Enhertu approved in the EU for patients with previously treated HER2-positive advanced gastric cancer

AstraZeneca and Daiichi Sankyo’s Enhertu (trastuzumab deruxtecan) has been approved in the European Union (EU) as monotherapy for the treatment of adult patients with advanced HER2-positive gastric or gastroesophageal junction (GEJ) adenocarcinoma who have received a prior trastuzumab-based regimen.

Enhertu is a specifically engineered HER2-directed antibody drug conjugate (ADC) being jointly developed and commercialised by AstraZeneca and Daiichi Sankyo.

The approval by the European Commission follows the positive opinion of the Committee for Medicinal Products for Human Use in November 2022 and is based on results from the DESTINY-Gastric02 and DESTINY-Gastric01 Phase II trials.

In DESTINY-Gastric02, which enrolled patients from North America and Europe, treatment with Enhertu resulted in a confirmed objective response rate (ORR) of 41.8% as assessed by independent central review (ICR). Median duration of response (DoR) was 8.1 months.

In DESTINY-Gastric01, which enrolled patients from Japan and South Korea, treatment with Enhertu resulted in a confirmed ORR of 40.5% versus 11.3% with chemotherapy (irinotecan or paclitaxel) as assessed by ICR. The median DoR was 11.3 months with Enhertu versus 3.9 months with chemotherapy. Patients treated with Enhertu had a 41% reduction in the risk of death versus patients treated with chemotherapy (based on a hazard ratio of 0.59; 95% confidence interval: 0.39-0.88; p=0.0097) with a median overall survival (OS) of 12.5 months versus 8.4 months.
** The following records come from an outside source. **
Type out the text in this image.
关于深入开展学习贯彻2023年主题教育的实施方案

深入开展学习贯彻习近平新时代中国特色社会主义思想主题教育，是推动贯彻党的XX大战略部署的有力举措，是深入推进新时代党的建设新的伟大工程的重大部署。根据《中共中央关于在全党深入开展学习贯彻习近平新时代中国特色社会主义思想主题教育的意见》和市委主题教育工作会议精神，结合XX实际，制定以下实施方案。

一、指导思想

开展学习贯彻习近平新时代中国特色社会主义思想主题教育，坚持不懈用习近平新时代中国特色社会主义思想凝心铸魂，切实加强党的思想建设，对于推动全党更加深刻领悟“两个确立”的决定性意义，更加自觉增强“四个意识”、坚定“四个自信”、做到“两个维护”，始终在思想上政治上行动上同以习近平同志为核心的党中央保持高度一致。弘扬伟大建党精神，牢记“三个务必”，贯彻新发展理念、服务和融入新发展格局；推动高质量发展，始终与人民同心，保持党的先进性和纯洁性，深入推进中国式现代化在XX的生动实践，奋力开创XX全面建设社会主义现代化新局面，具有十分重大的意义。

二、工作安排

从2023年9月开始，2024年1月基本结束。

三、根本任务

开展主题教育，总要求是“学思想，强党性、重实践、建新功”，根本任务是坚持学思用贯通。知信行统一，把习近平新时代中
Approximately 136,000 cases of gastric cancer are diagnosed annually in Europe, where it represents the sixth leading cause of cancer death.1,2 Gastric cancer is typically diagnosed in the advanced stage. Even when the disease is diagnosed at earlier stages, the survival rate remains modest.3,4 Approximately one in five gastric cancers are HER2-positive.5,6

Eric Van Cutsem, MD, PhD, Head of Department of Oncology at the University of Leuven, Belgium and Founding Chair of the ESMO-GI/World Congress of Gastrointestinal Cancers, said: “Today’s news is a welcome advance for patients with HER2-positive advanced gastric cancer. Patients with this disease face poor outcomes following progression on initial treatment with a HER2-directed medicine as many do not respond to further treatment, and even those that do respond often do not have durable responses. Data from the DESTINY-Gastric02 and DESTINY-Gastric01 trials support Enhertu becoming a new standard of care for patients in this setting.”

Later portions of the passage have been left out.